A Constituição Federal, pontua Bheron Rocha[7], cria a Defensoria Pública autônoma e independente para instrumentalizar o acesso à Justiça (artigo 5º, XXXV), verdadeira forma de caminhar para construção de uma sociedade livre, justa e solidária, em favor dos necessitados. Em abono, Diogo Esteves e Franklyn Silva[8] contextualizam que a Defensoria Pública possui a irrenunciável função de promover a inclusão das classes menos favorecidas, única estrutura estatal destinada a trabalhar juridicamente para garantir a redução das desigualdades sociais, justamente se valendo da prestação da assistência jurídica integral e gratuita.
Jamais poderia legitimamente uma instituição vocacionada para tal tarefa se quedar inerte diante da verificação de um ser humano ilegalmente preso, unicamente pela desfortuna financeira que claramente já se verificou. Quando todos já viraram as costas ao indivíduo, por ofício não pode a Defensoria igualmente operar. É razão de sua existência.
Não fosse o bastante, o comando constitucional que norteia as ações da Defensoria Pública é o de promoção do regime democrático e promoção dos diretos humanos de forma integral e gratuita (artigo 134 do CRFB/88), com a prestação e exercício da defesa dos necessitados, em todos os graus. Igualmente, a primeira das funções elencadas no artigo 4º, I, da Lei Complementar 80 de 1994 é exatamente essa.
Pelo próprio perfil constitucional e legal a essa instituição atribuído, no desenvolvimento de sua missão constitucional, seria inimaginável que se cobrasse dela comedimento financeiro da órbita aventada.
Quando é a liberdade que se encontra na encruzilhada, somente resta a instituição protetora dos oprimidos agir. Também não o faz favor, mas por dever, bom registrar.

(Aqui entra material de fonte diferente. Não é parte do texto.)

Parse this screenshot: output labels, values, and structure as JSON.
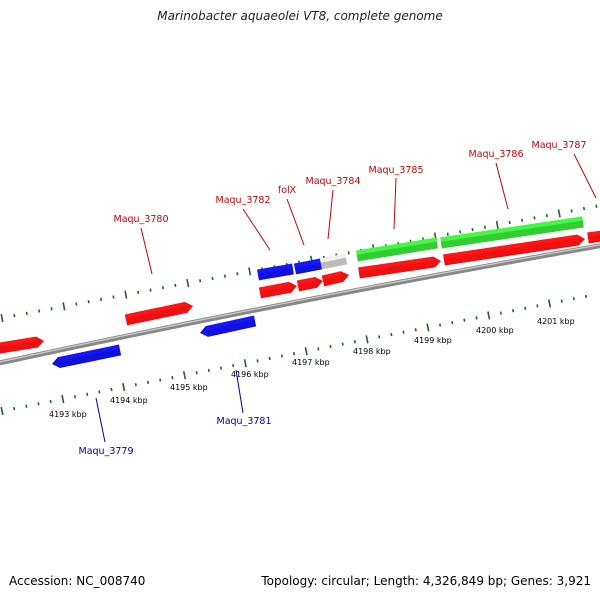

[1] Lopes Jr. Aury. Direito Processual Penal. 12 ed. São Paulo: Saraiva, 2015. p. 692.
[2] http://emporiododireito.com.br/thiago-m-minage-fala-sobre-a-dinamica-dos-advogados-em-audiencias-de-custodia-em-evento-na-oabrj/ Acessado em: 18/5/2016.
[3] Carnelutti, Francesco. As Misérias do Processo Penal. São Paulo: Editora Pillares, 2009. p. 119.
[4] Casara, Rubens R. R.. Processo Penal do Espetáculo: ensaios sobre o poder penal, a dogmática e o autoritarismo na sociedade brasileira. Florianópolis: Empório do Direito Editora, 2015. p.13.
[5] Kant, Immanuel. Fundamentação à Metafísica dos Costumes. Tradução de Paulo Quntela. Lisboa: Edições 70, 2004. p. 77-78.
[6] Barroso, Luís Roberto. Curso de Direito Constitucional Contemporâneo: os conceitos fundamentais e a construção do novo modelo. São Paulo: Saraiva, 2009. p.252.
[7] http://emporiododireito.com.br/defensoria-publica-autonoma/ Acessado em: 19/5/2016.
[8] Roger, Franklyn e Esteves, Diogo. Princípios Institucionais da Defensoria Pública: de acordo com a EC 74/2013. Rio de Janeiro: Forense, 2014. p.317.